What we expect: ≥ 90 % verified. Inventing a quote that doesn't exist is the existential failure mode — see docs/technical/anti-hallucination-stage-1.md.
Score 90–100 = ≥ 90 % of attributed quotes verified in source; 70–90 = amber; below 70 = red.
Core correctness weight 30% · must-have gate
What we test: a fixed list of must-have facts curated from the gold. Each is a downstream-load-bearing claim — something a chat feature later assumes to be true. The score is the pass rate.
What we expect: 100 %. A single must-have failure flags the model regardless of overall score, because that one failure silently breaks a downstream feature in production.
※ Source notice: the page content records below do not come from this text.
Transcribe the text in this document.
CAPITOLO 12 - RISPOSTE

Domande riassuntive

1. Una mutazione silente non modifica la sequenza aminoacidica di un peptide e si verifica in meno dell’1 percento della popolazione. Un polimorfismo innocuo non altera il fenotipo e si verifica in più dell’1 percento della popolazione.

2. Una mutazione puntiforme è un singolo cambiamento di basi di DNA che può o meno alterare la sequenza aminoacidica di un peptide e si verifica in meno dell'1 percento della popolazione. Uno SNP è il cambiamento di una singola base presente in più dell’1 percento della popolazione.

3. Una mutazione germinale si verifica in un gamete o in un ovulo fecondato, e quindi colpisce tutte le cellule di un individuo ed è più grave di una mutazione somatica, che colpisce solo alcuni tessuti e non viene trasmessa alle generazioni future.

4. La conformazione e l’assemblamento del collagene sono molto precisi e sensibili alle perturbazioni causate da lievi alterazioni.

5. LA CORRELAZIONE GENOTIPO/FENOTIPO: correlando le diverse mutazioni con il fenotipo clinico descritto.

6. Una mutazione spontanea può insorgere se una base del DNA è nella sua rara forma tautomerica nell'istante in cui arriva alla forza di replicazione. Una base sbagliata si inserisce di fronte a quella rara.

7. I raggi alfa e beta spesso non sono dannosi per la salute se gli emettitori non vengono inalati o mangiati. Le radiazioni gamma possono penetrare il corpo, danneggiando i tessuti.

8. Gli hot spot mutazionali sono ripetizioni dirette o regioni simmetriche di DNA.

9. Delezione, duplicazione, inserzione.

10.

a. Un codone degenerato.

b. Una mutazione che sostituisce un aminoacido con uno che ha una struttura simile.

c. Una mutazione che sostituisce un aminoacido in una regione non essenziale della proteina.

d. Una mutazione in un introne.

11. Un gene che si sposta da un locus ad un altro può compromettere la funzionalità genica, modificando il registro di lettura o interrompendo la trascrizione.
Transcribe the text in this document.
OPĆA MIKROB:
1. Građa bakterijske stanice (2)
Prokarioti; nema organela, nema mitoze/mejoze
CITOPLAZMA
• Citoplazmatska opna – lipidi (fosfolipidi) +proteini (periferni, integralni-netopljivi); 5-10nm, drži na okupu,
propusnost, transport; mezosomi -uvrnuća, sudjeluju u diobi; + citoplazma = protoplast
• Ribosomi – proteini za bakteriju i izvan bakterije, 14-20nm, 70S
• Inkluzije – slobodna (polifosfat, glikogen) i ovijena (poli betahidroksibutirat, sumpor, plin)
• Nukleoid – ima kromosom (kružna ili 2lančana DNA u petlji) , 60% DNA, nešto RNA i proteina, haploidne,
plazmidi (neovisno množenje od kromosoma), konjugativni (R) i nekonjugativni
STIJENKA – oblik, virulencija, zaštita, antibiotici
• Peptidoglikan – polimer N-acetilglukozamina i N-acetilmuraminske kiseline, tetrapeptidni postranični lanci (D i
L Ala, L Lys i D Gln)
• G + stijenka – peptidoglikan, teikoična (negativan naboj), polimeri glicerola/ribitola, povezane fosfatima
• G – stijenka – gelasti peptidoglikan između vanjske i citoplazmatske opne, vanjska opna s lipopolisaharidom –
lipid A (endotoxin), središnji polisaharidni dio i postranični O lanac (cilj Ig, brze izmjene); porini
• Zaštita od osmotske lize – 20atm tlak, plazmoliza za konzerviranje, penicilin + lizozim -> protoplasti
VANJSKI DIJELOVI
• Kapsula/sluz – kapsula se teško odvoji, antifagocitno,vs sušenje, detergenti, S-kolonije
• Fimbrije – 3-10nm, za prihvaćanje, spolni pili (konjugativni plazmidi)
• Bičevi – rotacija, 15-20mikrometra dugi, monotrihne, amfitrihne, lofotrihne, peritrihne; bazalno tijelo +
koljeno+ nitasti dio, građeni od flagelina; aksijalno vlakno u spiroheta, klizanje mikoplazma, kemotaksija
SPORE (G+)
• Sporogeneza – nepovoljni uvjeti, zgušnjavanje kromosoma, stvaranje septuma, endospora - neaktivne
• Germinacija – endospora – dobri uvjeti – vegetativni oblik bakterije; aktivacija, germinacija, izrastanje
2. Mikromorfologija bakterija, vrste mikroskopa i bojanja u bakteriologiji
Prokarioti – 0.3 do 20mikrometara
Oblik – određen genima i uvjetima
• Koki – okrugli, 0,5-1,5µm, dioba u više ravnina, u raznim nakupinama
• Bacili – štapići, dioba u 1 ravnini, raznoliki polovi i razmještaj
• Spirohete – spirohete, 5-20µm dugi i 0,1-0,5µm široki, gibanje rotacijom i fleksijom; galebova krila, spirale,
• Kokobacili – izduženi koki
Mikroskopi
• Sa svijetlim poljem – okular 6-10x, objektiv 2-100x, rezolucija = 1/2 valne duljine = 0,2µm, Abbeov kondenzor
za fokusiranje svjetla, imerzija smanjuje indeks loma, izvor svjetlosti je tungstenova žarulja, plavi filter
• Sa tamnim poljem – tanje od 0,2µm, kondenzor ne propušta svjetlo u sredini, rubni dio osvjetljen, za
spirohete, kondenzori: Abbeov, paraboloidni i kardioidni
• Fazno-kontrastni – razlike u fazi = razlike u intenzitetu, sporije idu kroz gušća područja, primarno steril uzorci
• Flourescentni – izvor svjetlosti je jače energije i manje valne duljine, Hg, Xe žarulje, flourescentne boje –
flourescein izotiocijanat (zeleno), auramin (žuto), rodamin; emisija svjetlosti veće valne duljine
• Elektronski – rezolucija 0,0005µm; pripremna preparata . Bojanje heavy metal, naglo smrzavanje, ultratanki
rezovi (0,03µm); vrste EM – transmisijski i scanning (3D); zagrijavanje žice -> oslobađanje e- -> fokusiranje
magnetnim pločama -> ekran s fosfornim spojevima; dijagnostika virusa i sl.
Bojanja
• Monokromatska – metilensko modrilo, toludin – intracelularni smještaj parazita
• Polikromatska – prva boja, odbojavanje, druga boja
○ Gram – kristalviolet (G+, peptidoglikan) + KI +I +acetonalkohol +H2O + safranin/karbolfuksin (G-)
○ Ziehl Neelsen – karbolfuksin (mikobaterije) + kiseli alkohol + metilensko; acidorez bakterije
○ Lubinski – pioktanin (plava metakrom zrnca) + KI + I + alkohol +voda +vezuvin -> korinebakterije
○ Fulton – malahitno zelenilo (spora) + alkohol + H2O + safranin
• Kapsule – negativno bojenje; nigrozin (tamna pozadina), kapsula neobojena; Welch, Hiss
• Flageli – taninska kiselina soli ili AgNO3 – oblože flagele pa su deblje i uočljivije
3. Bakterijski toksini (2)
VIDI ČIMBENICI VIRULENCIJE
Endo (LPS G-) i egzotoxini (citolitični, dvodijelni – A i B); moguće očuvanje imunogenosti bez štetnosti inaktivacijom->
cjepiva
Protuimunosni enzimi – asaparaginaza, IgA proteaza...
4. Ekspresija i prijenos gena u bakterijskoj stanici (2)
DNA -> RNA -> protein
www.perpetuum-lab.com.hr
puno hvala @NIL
Each column is a model's must-have pass rate (0–100). Below 90 indicates at least one downstream-breaking failure.
Coverage weight 20% · chapter occurrence
What we test: for each gold character, did the model correctly identify the chapters they appear in? This is recall — not whether the model named the right characters, but whether it saw all of their on-page appearances.
What we expect: ≥ 90 % of (character × chapter) gold-occurrences matched.
Score 90–100 = ≥ 90 % of gold character/chapter occurrences matched.
Cleanliness weight 20% · discriminators
What we test: the model output is checked for three discriminator issues — training-data leaks (characters not in the workspace), mentioned-only-as-present (characters that only appear by reference, but listed as on-page), and duplicate character entries (e.g. "The Count" and "Count Dracula" both extracted).
What we expect: zero of each. Each issue breaks a different downstream assumption — character filters, chat-context loading, and dashboard counts respectively.
Score 90–100 = no discriminator issues; below 70 = multiple leaks or duplicates.
Trust quadrant upper-right is better
What we plot: the two truth dimensions on one axis pair. X = Hallucination resistance (did the model avoid inventing?), Y = Coverage (did the model see everything that was actually there?). Both matter independently — a model that invents nothing but misses half the gold characters is just as broken as one that's complete but lies about it.
Dot colour reflects the must-have gate — green = all passed, amber = one failure, red = multiple failures.
X = Hallucination resistance, Y = Coverage. Shaded upper-right rectangle = both rubrics ≥ 90 %. Bottom-right = cautious but incomplete; top-left = thorough but invents; bottom-left = both broken.
Overview
All rubrics + must-have gate + overall percent + verdict, side-by-side.
| model | Halluc | Core | Cover | Clean | Must | Overall | Verdict |
|---|---|---|---|---|---|---|---|
| gemini-2.5-flashGoogle Gemini | 100 | 80 | 73 | 100 | 4/5 | 89 | FLAG |
| google/gemma-4-e4bLM Studio | 100 | 100 | 73 | 70 | 5/5 | 89 | PASS |
| gpt-4.1-miniOpenAI | 100 | 100 | 82 | 100 | 5/5 | 96 | PASS |
Overall ranking
Click any model below to see its detailed per-model results (per-rubric breakdown, must-have gate detail, character counts, and discriminator findings). Weighted: Hallucination 30% · Core 30% · Coverage 20% · Cleanliness 20%. The verdict reflects the must-have gate independently of overall — a model can be high-scoring and still flagged if a downstream-critical fact is wrong.
Notes
1 model flagged — gemini-2.5-flash did not pass the must-have gate or fell below an acceptable rubric threshold. See the per-model report for the specific failures.
google/gemma-4-e4b ran locally via LM Studio (always free, fully private — no data leaves the device; speed depends on local hardware: MacBook Air (M3)).